Para cuando se retiraron los platos, Pauline ofreció una sonrisa amable y apologética hacia Evelyn.

—Espero que mi madre no haya sido demasiado difícil de tratar.

—Nunca —declaró Margaret dramáticamente—.

Soy un encanto.

Evelyn rió suavemente.

—Ha sido animado.

—Bien, ¿nos ponemos a trabajar?

—Margaret junto con Alexander y Evelyn comenzaron a discutir los detalles de la caridad.

Todas las tareas de la caridad habían sido divididas entre cuatro o cinco personas y Margaret había asumido la responsabilidad del menú y todas las compras.

—Así que está decidido —afirmó Margaret—.

Finalizaremos el menú después de la degustación, que es en dos días, y para las compras, Alexander lo hará de acuerdo con la lista.

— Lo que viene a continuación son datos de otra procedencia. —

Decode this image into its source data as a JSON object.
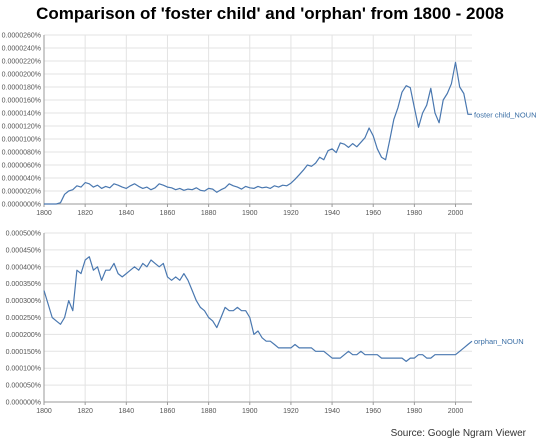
{
  "title": "Comparison of 'foster child' and 'orphan' from 1800 - 2008",
  "source": "Source: Google Ngram Viewer",
  "colors": {
    "line": "#4a78b0",
    "grid": "#e3e3e3",
    "axis": "#9a9a9a"
  },
  "chart_data": [
    {
      "type": "line",
      "xlim": [
        1800,
        2008
      ],
      "ylim": [
        0,
        2.6e-07
      ],
      "x_ticks": [
        "1800",
        "1820",
        "1840",
        "1860",
        "1880",
        "1900",
        "1920",
        "1940",
        "1960",
        "1980",
        "2000"
      ],
      "y_ticks": [
        "0.0000000%",
        "0.0000020%",
        "0.0000040%",
        "0.0000060%",
        "0.0000080%",
        "0.0000100%",
        "0.0000120%",
        "0.0000140%",
        "0.0000160%",
        "0.0000180%",
        "0.0000200%",
        "0.0000220%",
        "0.0000240%",
        "0.0000260%"
      ],
      "series": [
        {
          "name": "foster child_NOUN",
          "x": [
            1800,
            1806,
            1808,
            1810,
            1812,
            1814,
            1816,
            1818,
            1820,
            1822,
            1824,
            1826,
            1828,
            1830,
            1832,
            1834,
            1836,
            1838,
            1840,
            1842,
            1844,
            1846,
            1848,
            1850,
            1852,
            1854,
            1856,
            1858,
            1860,
            1862,
            1864,
            1866,
            1868,
            1870,
            1872,
            1874,
            1876,
            1878,
            1880,
            1882,
            1884,
            1886,
            1888,
            1890,
            1892,
            1894,
            1896,
            1898,
            1900,
            1902,
            1904,
            1906,
            1908,
            1910,
            1912,
            1914,
            1916,
            1918,
            1920,
            1922,
            1924,
            1926,
            1928,
            1930,
            1932,
            1934,
            1936,
            1938,
            1940,
            1942,
            1944,
            1946,
            1948,
            1950,
            1952,
            1954,
            1956,
            1958,
            1960,
            1962,
            1964,
            1966,
            1968,
            1970,
            1972,
            1974,
            1976,
            1978,
            1980,
            1982,
            1984,
            1986,
            1988,
            1990,
            1992,
            1994,
            1996,
            1998,
            2000,
            2002,
            2004,
            2006,
            2008
          ],
          "y": [
            0,
            0,
            2e-09,
            1.5e-08,
            2e-08,
            2.2e-08,
            2.8e-08,
            2.6e-08,
            3.3e-08,
            3.1e-08,
            2.6e-08,
            2.9e-08,
            2.4e-08,
            2.7e-08,
            2.5e-08,
            3.1e-08,
            2.9e-08,
            2.6e-08,
            2.4e-08,
            2.8e-08,
            3.1e-08,
            2.7e-08,
            2.4e-08,
            2.6e-08,
            2.2e-08,
            2.5e-08,
            3.1e-08,
            2.9e-08,
            2.6e-08,
            2.5e-08,
            2.2e-08,
            2.4e-08,
            2.1e-08,
            2.3e-08,
            2.2e-08,
            2.5e-08,
            2.1e-08,
            2e-08,
            2.4e-08,
            2.3e-08,
            1.8e-08,
            2.2e-08,
            2.5e-08,
            3.1e-08,
            2.8e-08,
            2.6e-08,
            2.3e-08,
            2.7e-08,
            2.5e-08,
            2.4e-08,
            2.7e-08,
            2.5e-08,
            2.6e-08,
            2.4e-08,
            2.8e-08,
            2.6e-08,
            2.9e-08,
            2.8e-08,
            3.2e-08,
            3.8e-08,
            4.5e-08,
            5.2e-08,
            6e-08,
            5.8e-08,
            6.3e-08,
            7.2e-08,
            6.8e-08,
            8.2e-08,
            8.5e-08,
            7.9e-08,
            9.4e-08,
            9.2e-08,
            8.7e-08,
            9.3e-08,
            8.8e-08,
            9.5e-08,
            1.02e-07,
            1.17e-07,
            1.05e-07,
            8.5e-08,
            7.2e-08,
            6.8e-08,
            9.8e-08,
            1.3e-07,
            1.48e-07,
            1.72e-07,
            1.82e-07,
            1.79e-07,
            1.48e-07,
            1.18e-07,
            1.4e-07,
            1.52e-07,
            1.78e-07,
            1.4e-07,
            1.25e-07,
            1.6e-07,
            1.7e-07,
            1.85e-07,
            2.18e-07,
            1.8e-07,
            1.7e-07,
            1.38e-07,
            1.38e-07
          ]
        }
      ]
    },
    {
      "type": "line",
      "xlim": [
        1800,
        2008
      ],
      "ylim": [
        0,
        5e-06
      ],
      "x_ticks": [
        "1800",
        "1820",
        "1840",
        "1860",
        "1880",
        "1900",
        "1920",
        "1940",
        "1960",
        "1980",
        "2000"
      ],
      "y_ticks": [
        "0.000000%",
        "0.000050%",
        "0.000100%",
        "0.000150%",
        "0.000200%",
        "0.000250%",
        "0.000300%",
        "0.000350%",
        "0.000400%",
        "0.000450%",
        "0.000500%"
      ],
      "series": [
        {
          "name": "orphan_NOUN",
          "x": [
            1800,
            1802,
            1804,
            1806,
            1808,
            1810,
            1812,
            1814,
            1816,
            1818,
            1820,
            1822,
            1824,
            1826,
            1828,
            1830,
            1832,
            1834,
            1836,
            1838,
            1840,
            1842,
            1844,
            1846,
            1848,
            1850,
            1852,
            1854,
            1856,
            1858,
            1860,
            1862,
            1864,
            1866,
            1868,
            1870,
            1872,
            1874,
            1876,
            1878,
            1880,
            1882,
            1884,
            1886,
            1888,
            1890,
            1892,
            1894,
            1896,
            1898,
            1900,
            1902,
            1904,
            1906,
            1908,
            1910,
            1912,
            1914,
            1916,
            1918,
            1920,
            1922,
            1924,
            1926,
            1928,
            1930,
            1932,
            1934,
            1936,
            1938,
            1940,
            1942,
            1944,
            1946,
            1948,
            1950,
            1952,
            1954,
            1956,
            1958,
            1960,
            1962,
            1964,
            1966,
            1968,
            1970,
            1972,
            1974,
            1976,
            1978,
            1980,
            1982,
            1984,
            1986,
            1988,
            1990,
            1992,
            1994,
            1996,
            1998,
            2000,
            2002,
            2004,
            2006,
            2008
          ],
          "y": [
            3.3e-06,
            2.9e-06,
            2.5e-06,
            2.4e-06,
            2.3e-06,
            2.5e-06,
            3e-06,
            2.7e-06,
            3.9e-06,
            3.8e-06,
            4.2e-06,
            4.3e-06,
            3.9e-06,
            4e-06,
            3.6e-06,
            3.9e-06,
            3.9e-06,
            4.1e-06,
            3.8e-06,
            3.7e-06,
            3.8e-06,
            3.9e-06,
            4e-06,
            3.9e-06,
            4.1e-06,
            4e-06,
            4.2e-06,
            4.1e-06,
            4e-06,
            4.1e-06,
            3.7e-06,
            3.6e-06,
            3.7e-06,
            3.6e-06,
            3.8e-06,
            3.6e-06,
            3.3e-06,
            3e-06,
            2.8e-06,
            2.7e-06,
            2.5e-06,
            2.4e-06,
            2.2e-06,
            2.5e-06,
            2.8e-06,
            2.7e-06,
            2.7e-06,
            2.8e-06,
            2.7e-06,
            2.7e-06,
            2.5e-06,
            2e-06,
            2.1e-06,
            1.9e-06,
            1.8e-06,
            1.8e-06,
            1.7e-06,
            1.6e-06,
            1.6e-06,
            1.6e-06,
            1.6e-06,
            1.7e-06,
            1.6e-06,
            1.6e-06,
            1.6e-06,
            1.6e-06,
            1.5e-06,
            1.5e-06,
            1.5e-06,
            1.4e-06,
            1.3e-06,
            1.3e-06,
            1.3e-06,
            1.4e-06,
            1.5e-06,
            1.4e-06,
            1.4e-06,
            1.5e-06,
            1.4e-06,
            1.4e-06,
            1.4e-06,
            1.4e-06,
            1.3e-06,
            1.3e-06,
            1.3e-06,
            1.3e-06,
            1.3e-06,
            1.3e-06,
            1.2e-06,
            1.3e-06,
            1.3e-06,
            1.4e-06,
            1.4e-06,
            1.3e-06,
            1.3e-06,
            1.4e-06,
            1.4e-06,
            1.4e-06,
            1.4e-06,
            1.4e-06,
            1.4e-06,
            1.5e-06,
            1.6e-06,
            1.7e-06,
            1.8e-06
          ]
        }
      ]
    }
  ]
}
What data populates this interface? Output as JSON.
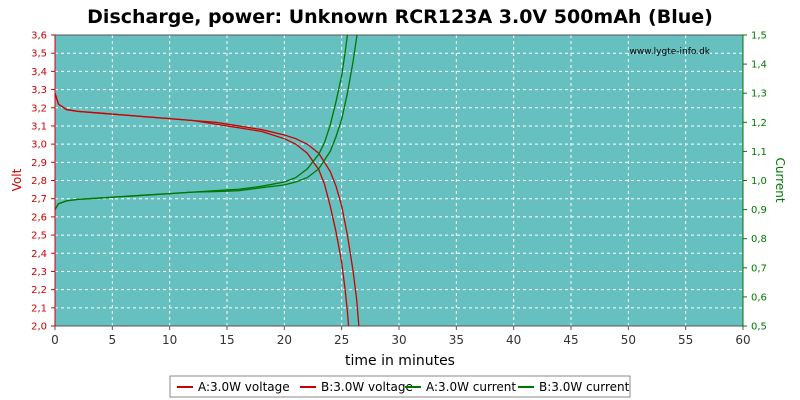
{
  "chart_data": {
    "type": "line",
    "title": "Discharge, power: Unknown RCR123A 3.0V 500mAh (Blue)",
    "xlabel": "time in minutes",
    "ylabel_left": "Volt",
    "ylabel_right": "Current",
    "watermark": "www.lygte-info.dk",
    "xlim": [
      0,
      60
    ],
    "ylim_left": [
      2.0,
      3.6
    ],
    "ylim_right": [
      0.5,
      1.5
    ],
    "x_ticks": [
      "0",
      "5",
      "10",
      "15",
      "20",
      "25",
      "30",
      "35",
      "40",
      "45",
      "50",
      "55",
      "60"
    ],
    "y_left_ticks": [
      "2,0",
      "2,1",
      "2,2",
      "2,3",
      "2,4",
      "2,5",
      "2,6",
      "2,7",
      "2,8",
      "2,9",
      "3,0",
      "3,1",
      "3,2",
      "3,3",
      "3,4",
      "3,5",
      "3,6"
    ],
    "y_right_ticks": [
      "0,5",
      "0,6",
      "0,7",
      "0,8",
      "0,9",
      "1,0",
      "1,1",
      "1,2",
      "1,3",
      "1,4",
      "1,5"
    ],
    "grid": true,
    "legend_position": "bottom",
    "colors": {
      "plot_bg": "#66c0c0",
      "grid": "#ffffff",
      "voltage": "#cc0000",
      "current": "#007700",
      "left_axis": "#cc0000",
      "right_axis": "#007700"
    },
    "series": [
      {
        "name": "A:3.0W voltage",
        "axis": "left",
        "color": "#cc0000",
        "x": [
          0,
          0.3,
          1,
          2,
          4,
          6,
          8,
          10,
          12,
          14,
          16,
          18,
          20,
          21,
          22,
          23,
          23.5,
          24,
          24.5,
          25,
          25.3,
          25.5,
          25.6
        ],
        "y": [
          3.28,
          3.22,
          3.19,
          3.18,
          3.17,
          3.16,
          3.15,
          3.14,
          3.13,
          3.11,
          3.09,
          3.07,
          3.03,
          3.0,
          2.95,
          2.86,
          2.78,
          2.66,
          2.52,
          2.35,
          2.2,
          2.08,
          2.0
        ]
      },
      {
        "name": "B:3.0W voltage",
        "axis": "left",
        "color": "#cc0000",
        "x": [
          0,
          0.3,
          1,
          2,
          4,
          6,
          8,
          10,
          12,
          14,
          16,
          18,
          20,
          21,
          22,
          23,
          24,
          24.5,
          25,
          25.5,
          26,
          26.3,
          26.5
        ],
        "y": [
          3.28,
          3.22,
          3.19,
          3.18,
          3.17,
          3.16,
          3.15,
          3.14,
          3.13,
          3.12,
          3.1,
          3.08,
          3.05,
          3.03,
          3.0,
          2.95,
          2.85,
          2.77,
          2.66,
          2.5,
          2.3,
          2.15,
          2.0
        ]
      },
      {
        "name": "A:3.0W current",
        "axis": "right",
        "color": "#007700",
        "x": [
          0,
          0.3,
          1,
          2,
          4,
          6,
          8,
          10,
          12,
          14,
          16,
          18,
          20,
          21,
          22,
          23,
          23.5,
          24,
          24.5,
          25,
          25.3,
          25.5,
          25.6
        ],
        "y": [
          0.9,
          0.92,
          0.93,
          0.935,
          0.94,
          0.945,
          0.95,
          0.955,
          0.96,
          0.965,
          0.97,
          0.98,
          0.995,
          1.01,
          1.04,
          1.09,
          1.13,
          1.19,
          1.27,
          1.36,
          1.44,
          1.5,
          1.53
        ]
      },
      {
        "name": "B:3.0W current",
        "axis": "right",
        "color": "#007700",
        "x": [
          0,
          0.3,
          1,
          2,
          4,
          6,
          8,
          10,
          12,
          14,
          16,
          18,
          20,
          21,
          22,
          23,
          24,
          24.5,
          25,
          25.5,
          26,
          26.3,
          26.5
        ],
        "y": [
          0.9,
          0.92,
          0.93,
          0.935,
          0.94,
          0.945,
          0.95,
          0.955,
          0.96,
          0.962,
          0.965,
          0.975,
          0.985,
          0.995,
          1.01,
          1.04,
          1.1,
          1.15,
          1.21,
          1.3,
          1.41,
          1.49,
          1.55
        ]
      }
    ]
  }
}
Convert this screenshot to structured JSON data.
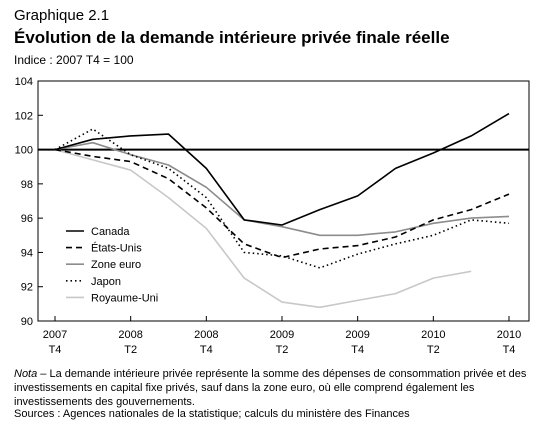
{
  "header": {
    "kicker": "Graphique 2.1",
    "title": "Évolution de la demande intérieure privée finale réelle",
    "subtitle": "Indice : 2007 T4 = 100"
  },
  "footer": {
    "note_label": "Nota",
    "note_text": " – La demande intérieure privée représente la somme des dépenses de consommation privée et des investissements en capital fixe privés, sauf dans la zone euro, où elle comprend également les investissements des gouvernements.",
    "sources": "Sources : Agences nationales de la statistique; calculs du ministère des Finances"
  },
  "chart_data": {
    "type": "line",
    "ylim": [
      90,
      104
    ],
    "yticks": [
      90,
      92,
      94,
      96,
      98,
      100,
      102,
      104
    ],
    "x_ticks": [
      {
        "year": "2007",
        "q": "T4",
        "index": 0
      },
      {
        "year": "2008",
        "q": "T2",
        "index": 2
      },
      {
        "year": "2008",
        "q": "T4",
        "index": 4
      },
      {
        "year": "2009",
        "q": "T2",
        "index": 6
      },
      {
        "year": "2009",
        "q": "T4",
        "index": 8
      },
      {
        "year": "2010",
        "q": "T2",
        "index": 10
      },
      {
        "year": "2010",
        "q": "T4",
        "index": 12
      }
    ],
    "quarters": [
      "2007 T4",
      "2008 T1",
      "2008 T2",
      "2008 T3",
      "2008 T4",
      "2009 T1",
      "2009 T2",
      "2009 T3",
      "2009 T4",
      "2010 T1",
      "2010 T2",
      "2010 T3",
      "2010 T4"
    ],
    "reference_line": 100,
    "series": [
      {
        "name": "Canada",
        "style": "solid",
        "color": "#000000",
        "values": [
          100,
          100.6,
          100.8,
          100.9,
          98.9,
          95.9,
          95.6,
          96.5,
          97.3,
          98.9,
          99.8,
          100.8,
          102.1
        ]
      },
      {
        "name": "États-Unis",
        "style": "dashed",
        "color": "#000000",
        "values": [
          100,
          99.6,
          99.3,
          98.3,
          96.6,
          94.5,
          93.7,
          94.2,
          94.4,
          94.9,
          95.9,
          96.5,
          97.4
        ]
      },
      {
        "name": "Zone euro",
        "style": "solid",
        "color": "#8c8c8c",
        "values": [
          100,
          100.4,
          99.7,
          99.1,
          97.8,
          95.9,
          95.5,
          95.0,
          95.0,
          95.2,
          95.7,
          96.0,
          96.1
        ]
      },
      {
        "name": "Japon",
        "style": "dotted",
        "color": "#000000",
        "values": [
          100,
          101.2,
          99.7,
          98.9,
          97.2,
          94.0,
          93.8,
          93.1,
          93.9,
          94.5,
          95.0,
          95.9,
          95.7
        ]
      },
      {
        "name": "Royaume-Uni",
        "style": "solid",
        "color": "#c8c8c8",
        "values": [
          100,
          99.4,
          98.8,
          97.2,
          95.4,
          92.5,
          91.1,
          90.8,
          91.2,
          91.6,
          92.5,
          92.9,
          null
        ]
      }
    ]
  }
}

—Puedo pedirle a mi asistente.

—Pídeselo a quien quieras, pero quiero que estés presente para la degustación —declaró Margaret, sin dejar lugar a discusión.

Sin otra opción, él asintió.

—Sí, señora.

…..

Pronto llegó el momento de que Evelyn se marchara.

Mientras se levantaba para irse, Pauline la acompañó hasta la puerta y Margaret las siguió, pero parecía demasiado complacida consigo misma.

—¿Estás segura de que no quieres que Alexander te lleve a casa, querida?

—preguntó Margaret dulcemente—.

No es ninguna molestia.

Evelyn negó rápidamente con la cabeza.

—Gracias, pero vine en coche.

—Ah, independiente.

Me gusta eso —dijo Margaret con aprobación.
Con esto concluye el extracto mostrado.